Le chien épouvantail
Il était une fois, en bordure d'une ferme fertile où les épis dorés ondulaient au vent, vivait un chien grincheux. Ce chien au pelage doré restait couché à l'ombre toute la journée et prenait un grand plaisir à se pavaner devant tout ce qui l'entourait. Au milieu de la ferme se dressait une immense mangeoire remplie de foin frais et parfumé, pour que les bœufs et les chevaux fatigués se restaurent. Pourtant ce chien grincheux, bien qu'il ne mangeât pas de foin lui-même, avait pris l'habitude d'aller chaque matin s'installer en plein milieu de cette mangeoire. Même les petites bestioles alentour ne parvenaient pas à comprendre son orgueil déplacé et son avidité insensée. Par un chaud après-midi d'été, alors que le soleil brûlait au zénith comme une braise, le vieux bœuf qui revenait du champ s'approcha de la mangeoire à pas lourds.
Épuisé d'avoir tiré la charrue depuis le matin, il avait rêvé de se remplir le ventre d'une bouchée de foin doux et de se reposer. Mais au moment où il tendit la tête vers la mangeoire, le chien pelotonné sur le foin se redressa soudain et se mit à gronder d'un air menaçant. Montrant ses dents acérées, il cria avec colère : "Éloigne-toi d'ici, ce tas de foin bien chaud n'appartient qu'à moi !" Le grand bœuf soupira d'étonnement et demanda : "Mais mon ami, tu ne manges pas d'herbe, pourquoi me barres-tu l'accès à ma nourriture ?" Mais le chien, qui ne cédait rien de son orgueil, redressa le cou et répondit : "Que je mange ou non ne te regarde pas du tout !" Envier aux autres une part qui ne lui servait à rien était devenu l'unique amusement de cet animal orgueilleux.

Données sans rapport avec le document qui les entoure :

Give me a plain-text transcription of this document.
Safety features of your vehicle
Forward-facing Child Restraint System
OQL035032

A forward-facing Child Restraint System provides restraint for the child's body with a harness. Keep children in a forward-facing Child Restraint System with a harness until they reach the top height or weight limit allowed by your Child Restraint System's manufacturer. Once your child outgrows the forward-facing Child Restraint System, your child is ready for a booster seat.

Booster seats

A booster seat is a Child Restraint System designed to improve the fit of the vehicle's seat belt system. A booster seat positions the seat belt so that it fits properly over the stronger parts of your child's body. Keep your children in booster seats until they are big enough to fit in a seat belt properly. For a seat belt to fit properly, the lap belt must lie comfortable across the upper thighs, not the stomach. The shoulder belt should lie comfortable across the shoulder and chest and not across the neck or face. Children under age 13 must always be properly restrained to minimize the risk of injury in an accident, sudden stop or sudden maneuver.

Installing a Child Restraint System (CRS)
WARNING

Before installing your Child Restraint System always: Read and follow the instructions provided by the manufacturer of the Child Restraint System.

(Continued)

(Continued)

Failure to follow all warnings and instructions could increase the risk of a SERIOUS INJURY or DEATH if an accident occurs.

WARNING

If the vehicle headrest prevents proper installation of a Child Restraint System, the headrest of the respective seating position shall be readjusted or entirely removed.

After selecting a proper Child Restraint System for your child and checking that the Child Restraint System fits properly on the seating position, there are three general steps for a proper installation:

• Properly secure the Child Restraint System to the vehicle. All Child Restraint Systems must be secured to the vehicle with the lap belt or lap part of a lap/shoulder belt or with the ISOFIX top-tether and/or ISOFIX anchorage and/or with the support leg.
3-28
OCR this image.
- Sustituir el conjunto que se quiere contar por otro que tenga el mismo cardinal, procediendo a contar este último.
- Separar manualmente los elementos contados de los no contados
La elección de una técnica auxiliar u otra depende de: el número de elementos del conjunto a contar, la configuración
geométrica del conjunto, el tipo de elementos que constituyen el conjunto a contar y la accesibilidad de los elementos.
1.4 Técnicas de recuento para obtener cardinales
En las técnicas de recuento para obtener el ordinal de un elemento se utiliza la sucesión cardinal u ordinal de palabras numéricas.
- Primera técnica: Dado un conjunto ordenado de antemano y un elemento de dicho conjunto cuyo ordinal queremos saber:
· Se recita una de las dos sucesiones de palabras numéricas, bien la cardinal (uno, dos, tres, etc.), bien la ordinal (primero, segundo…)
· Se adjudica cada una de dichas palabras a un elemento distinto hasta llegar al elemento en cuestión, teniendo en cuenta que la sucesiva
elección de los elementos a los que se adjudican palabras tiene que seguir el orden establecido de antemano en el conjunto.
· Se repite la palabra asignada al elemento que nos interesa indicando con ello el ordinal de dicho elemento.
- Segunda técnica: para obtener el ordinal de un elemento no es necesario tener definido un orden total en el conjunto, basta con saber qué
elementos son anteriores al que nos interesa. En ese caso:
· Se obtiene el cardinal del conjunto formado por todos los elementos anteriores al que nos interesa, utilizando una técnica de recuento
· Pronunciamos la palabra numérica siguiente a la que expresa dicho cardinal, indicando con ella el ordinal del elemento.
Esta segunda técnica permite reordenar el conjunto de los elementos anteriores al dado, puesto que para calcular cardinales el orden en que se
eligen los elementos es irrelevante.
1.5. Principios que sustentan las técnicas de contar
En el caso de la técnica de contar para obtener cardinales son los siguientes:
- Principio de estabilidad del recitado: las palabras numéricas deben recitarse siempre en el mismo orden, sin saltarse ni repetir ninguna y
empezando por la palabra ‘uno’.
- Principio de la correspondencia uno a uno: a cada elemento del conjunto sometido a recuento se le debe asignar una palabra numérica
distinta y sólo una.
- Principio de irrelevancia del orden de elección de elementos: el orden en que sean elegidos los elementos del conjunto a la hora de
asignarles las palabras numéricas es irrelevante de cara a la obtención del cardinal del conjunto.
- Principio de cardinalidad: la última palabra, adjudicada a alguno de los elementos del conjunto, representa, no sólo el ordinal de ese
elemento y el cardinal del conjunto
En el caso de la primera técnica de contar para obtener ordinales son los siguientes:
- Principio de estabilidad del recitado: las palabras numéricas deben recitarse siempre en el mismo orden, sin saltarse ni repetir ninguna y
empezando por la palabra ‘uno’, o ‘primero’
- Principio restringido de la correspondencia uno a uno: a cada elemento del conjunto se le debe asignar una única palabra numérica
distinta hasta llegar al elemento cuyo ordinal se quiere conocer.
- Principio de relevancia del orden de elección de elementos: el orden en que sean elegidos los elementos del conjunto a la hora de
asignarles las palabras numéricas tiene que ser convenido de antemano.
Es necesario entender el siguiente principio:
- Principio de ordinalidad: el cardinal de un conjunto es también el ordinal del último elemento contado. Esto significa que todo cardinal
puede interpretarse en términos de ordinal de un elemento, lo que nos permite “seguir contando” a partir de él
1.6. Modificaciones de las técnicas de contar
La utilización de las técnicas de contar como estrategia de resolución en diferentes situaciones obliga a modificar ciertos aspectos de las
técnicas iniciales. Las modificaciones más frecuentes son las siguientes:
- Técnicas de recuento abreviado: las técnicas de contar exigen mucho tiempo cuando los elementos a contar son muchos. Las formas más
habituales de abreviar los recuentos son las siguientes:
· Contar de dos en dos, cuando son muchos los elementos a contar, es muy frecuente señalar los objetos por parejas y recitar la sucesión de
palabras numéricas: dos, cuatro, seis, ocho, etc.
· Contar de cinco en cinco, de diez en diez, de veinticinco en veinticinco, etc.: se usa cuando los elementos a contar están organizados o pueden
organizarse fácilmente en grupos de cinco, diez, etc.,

Les autres animaux de la ferme s'étaient rassemblés, impuissants, et observaient avec tristesse l'attitude illogique et dure du chien. À cet instant précis, le sage coq de la ferme se percha sur une haute clôture et s'écria de sa voix puissante. "Quelle grande sottise que de s'emparer d'un bien qui ne te sert à rien, uniquement pour que les autres n'en profitent pas !", dit-il. Honteux devant ces paroles justes, le propriétaire de la ferme intervint, gronda le chien et l'écarta de la mangeoire. Tandis que le vieux bœuf accédait enfin à son foin frais, le chien envieux dut se retirer, tout penaud, dans sa niche. Ceux qui refusent aux autres ce qui ne leur sert à rien, seulement pour leur nuire, finissent condamnés à la solitude. Il ne mange pas lui-même et ne laisse pas manger les autres.